The starting point in Tirole theory is market failure, as identified in the past century by Arthur Cecil Pigou. To the Pigou idea of externality of markets, Tirole adds also the concept of internality, that is the long-term benefit or cost to an individual that they do not consider when making the decision to consume a good or service. To make it simple, he makes the example of doping in sports: “doping is internality for who assume the dope (since he will probably suffer of it in a future), while is an externality for the competitors (since they are subjected to an unfair play)”.

Nonetheless, even if we assisted to market failure, in Tirole vision market goes on to exist and cannot be ignored and at the same time the alternative of a heavy government control has already revealed to be not realistic. “The right solution", explains Tirole, "is to find a balanced complementarity between market and government”.

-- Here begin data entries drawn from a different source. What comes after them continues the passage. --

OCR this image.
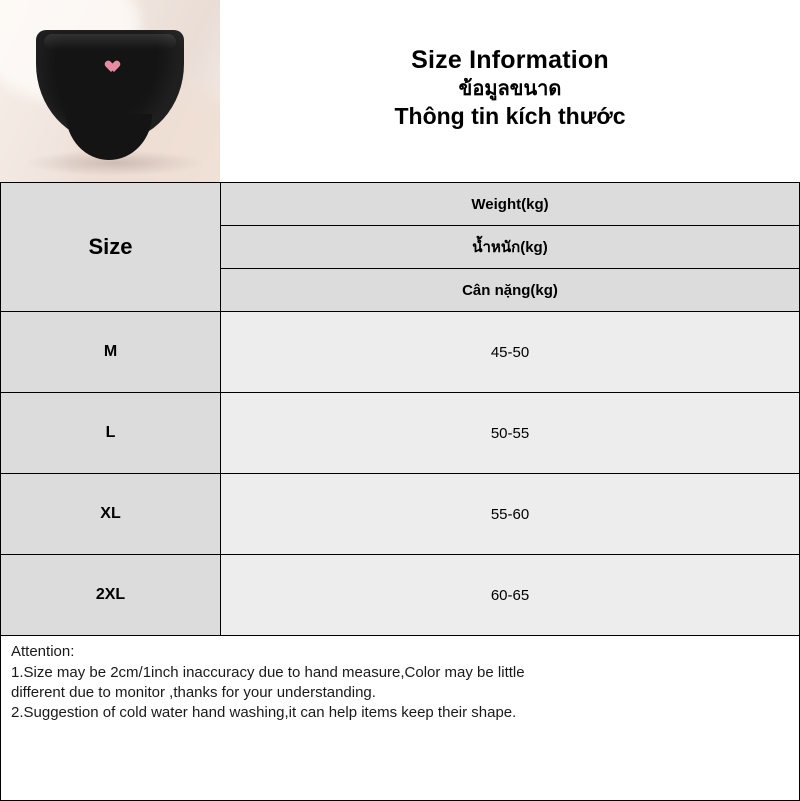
Size Information
ข้อมูลขนาด
Thông tin kích thước
Size	Weight(kg)
	น้ำหนัก(kg)
	Cân nặng(kg)
M	45-50
L	50-55
XL	55-60
2XL	60-65

Attention:

1.Size may be 2cm/1inch inaccuracy due to hand measure,Color may be little

different due to monitor ,thanks for your understanding.

2.Suggestion of cold water hand washing,it can help items keep their shape.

Yet, markets can be even “repugnant” in Tirole words. “Think about organ sales, market of adoption, voluntary slavery, prostitution, the case-study of ‘Titanic lifeboats’, till the paradox of ‘dwarf-tossing’ – lists Tirole -. And what about if your dog is killed by a car, you cook it and eat it? It is immoral?”.

At this purpose, Tirole quote the work of Jonathan Haidt “The righteous mind”, whose main principle is “do not harm”. “Moral changes form an age to another – outlines Tirole – if only we think that just fifty years ago it was considered immoral a relationship between two people of the same sex, while nowadays not anymore. So, the same idea of morality can be applied to marketplace”.